« Identifying and Monitoring Trends in Occupational Disease »
Intro : Ce balado est une présentation du Centre canadien d'hygiène et de sécurité au travail.
Chris :
Bonjour et bienvenue aux balados du Centre canadien d'hygiène et de sécurité au travail (CCHST). Les maladies professionnelles sont des problèmes de santé, comme le cancer, les troubles musculo-squelettiques et les maladies respiratoires, qui sont causés par une exposition à des substances ou à des environnements dangereux en milieu de travail ou dans le cadre d'activités professionnelles.
La reconnaissance et la prévention des maladies professionnelles, qui comportent des défis uniques, reposent sur l'élimination ou la réduction des expositions aux dangers et sur la maîtrise des risques.
Aujourd'hui, nous nous entretenons avec Paul Demers, directeur du Centre de recherche sur le cancer professionnel et professeur à l'école de santé publique Dalla Lana de l'Université de Toronto, au sujet des maladies professionnelles ainsi que du travail que lui et son équipe effectuent pour cibler et surveiller les tendances des maladies liées au travail.
Bienvenue, professeur Demers.
Paul Demers :
Bonjour, merci de m'accueillir ici aujourd'hui.
Chris :
Qu'est-ce que le Centre de recherche sur le cancer professionnel?
Paul Demers :
Nous sommes un centre de recherche au sein de Santé Ontario, un organisme provincial ici en Ontario, et nous sommes financés par le ministère de la Santé et par le ministère de la Formation professionnelle et du Développement des compétences.
Bien que nous nous appelions le Centre de recherche sur le cancer professionnel, notre travail est en réalité beaucoup plus large que cela. Nous nous intéressons à un large éventail de maladies professionnelles. Nous sommes les seuls au Canada à effectuer des recherches sur les causes des maladies professionnelles et leur prévention. Nous suivons également les modèles et les tendances grâce à notre programme de surveillance.

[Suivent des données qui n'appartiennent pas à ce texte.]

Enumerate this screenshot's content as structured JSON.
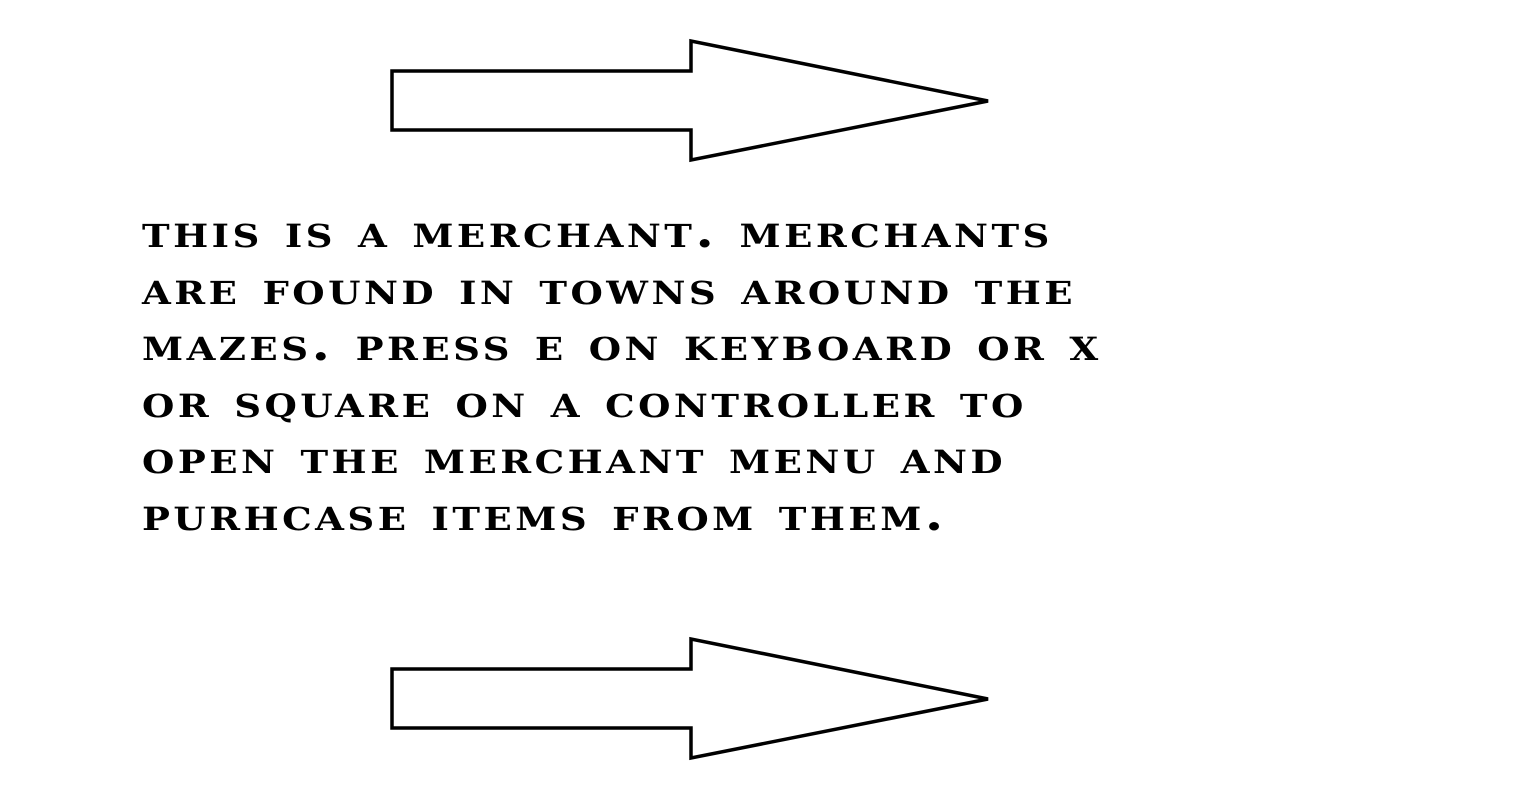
{
  "tutorial": {
    "lines": [
      "THIS IS A MERCHANT. MERCHANTS",
      "ARE FOUND IN TOWNS AROUND THE",
      "MAZES. PRESS E ON KEYBOARD OR X",
      "OR SQUARE ON A CONTROLLER TO",
      "OPEN THE MERCHANT MENU AND",
      "PURHCASE ITEMS FROM THEM."
    ]
  },
  "arrows": {
    "top_icon": "right-arrow-icon",
    "bottom_icon": "right-arrow-icon"
  },
  "colors": {
    "background": "#ffffff",
    "foreground": "#000000"
  }
}
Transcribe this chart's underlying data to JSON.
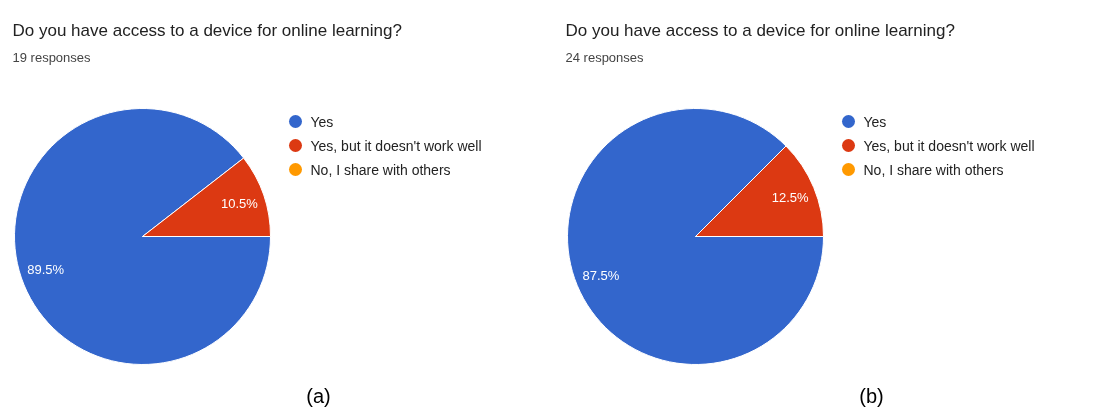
{
  "chart_data": [
    {
      "type": "pie",
      "title": "Do you have access to a device for online learning?",
      "subtitle": "19 responses",
      "categories": [
        "Yes",
        "Yes, but it doesn't work well",
        "No, I share with others"
      ],
      "values": [
        89.5,
        10.5,
        0
      ],
      "colors": [
        "#3366cc",
        "#dc3912",
        "#ff9900"
      ],
      "value_labels": [
        "89.5%",
        "10.5%",
        null
      ],
      "legend": "right",
      "annotations": [
        "(a)"
      ]
    },
    {
      "type": "pie",
      "title": "Do you have access to a device for online learning?",
      "subtitle": "24 responses",
      "categories": [
        "Yes",
        "Yes, but it doesn't work well",
        "No, I share with others"
      ],
      "values": [
        87.5,
        12.5,
        0
      ],
      "colors": [
        "#3366cc",
        "#dc3912",
        "#ff9900"
      ],
      "value_labels": [
        "87.5%",
        "12.5%",
        null
      ],
      "legend": "right",
      "annotations": [
        "(b)"
      ]
    }
  ]
}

Bien que nous soyons principalement axés sur l'Ontario, nous travaillons avec des chercheurs de tout le Canada et du monde entier sur une grande variété de projets différents.
Chris :
Qu'est-ce qu'une maladie professionnelle?
Paul Demers :
En gros, une maladie professionnelle est un problème de santé causé par l'exposition à des dangers sanitaires sur le lieu de travail, notamment des produits chimiques, des agents physiques, des agents biologiques, des dangers psychologiques comme le stress, ainsi que d'autres facteurs comme le travail de nuit. Certaines maladies rares sont uniquement causées par le travail. C'est le cas du mésothéliome causé par l'amiante et de la silicose, qui est, bien sûr, uniquement causée par la silice. Toutefois, la plupart des maladies professionnelles sont des maladies plus courantes dont les causes sont diverses et incluent le travail.
Chris :
Avez-vous une idée des répercussions des maladies professionnelles sur la main-d'œuvre?
Paul Demers :
Oui, les répercussions sont bien plus importantes que ce que les gens pensent généralement. Par exemple, lorsque nous pensons aux maladies pulmonaires, nous pensons souvent aux cigarettes, au tabagisme et à d'autres facteurs, mais il est important de savoir qu'environ 15 % de tous les cancers du poumon sont causés par des facteurs liés au travail et qu'il en va de même pour la maladie pulmonaire obstructive chronique (MPOC) et l'asthme. Vous savez, de nos jours, le cancer du poumon est le cancer mortel le plus fréquent au Canada, la MPOC est la quatrième cause de décès et l'asthme touche 10 % de tous les adultes canadiens. Donc, quand on parle de 15 % de chacun de ces cas, cela fait vraiment beaucoup de cas de maladie.
Chris :
Pouvez-vous nous parler du système de surveillance des maladies professionnelles (SSMP)?
Paul Demers :
Il s'agit du plus important programme de surveillance des maladies professionnelles au Canada et, en fait, de l'un des plus importants au monde. Il relie les dossiers de près de 2,3 millions de personnes en Ontario à l'ensemble des dossiers médicaux électroniques de la province. Grâce à ce système, nous sommes en mesure d'examiner le risque de maladie dans des centaines de professions et d'industries différentes. Il s'agit vraiment d'un très grand système à cet égard. Et il nous donne le pouvoir d'examiner des dizaines de types de cancers et de maladies chroniques. Par exemple, tout récemment, nous avons commencé à examiner les schémas en matière de méfaits liés aux opioïdes ainsi que les infections et les hospitalisations liées à la COVID‑19. Ainsi, le système nous donne vraiment la possibilité d'examiner un large éventail de questions de santé importantes.
Chris :
Pourquoi a-t-il été créé?
Paul Demers :
Nous en savons beaucoup sur les maladies professionnelles grâce à des études menées dans le monde entier, mais cela ne nous renseigne pas vraiment sur la situation ici en Ontario ou dans des régions précises.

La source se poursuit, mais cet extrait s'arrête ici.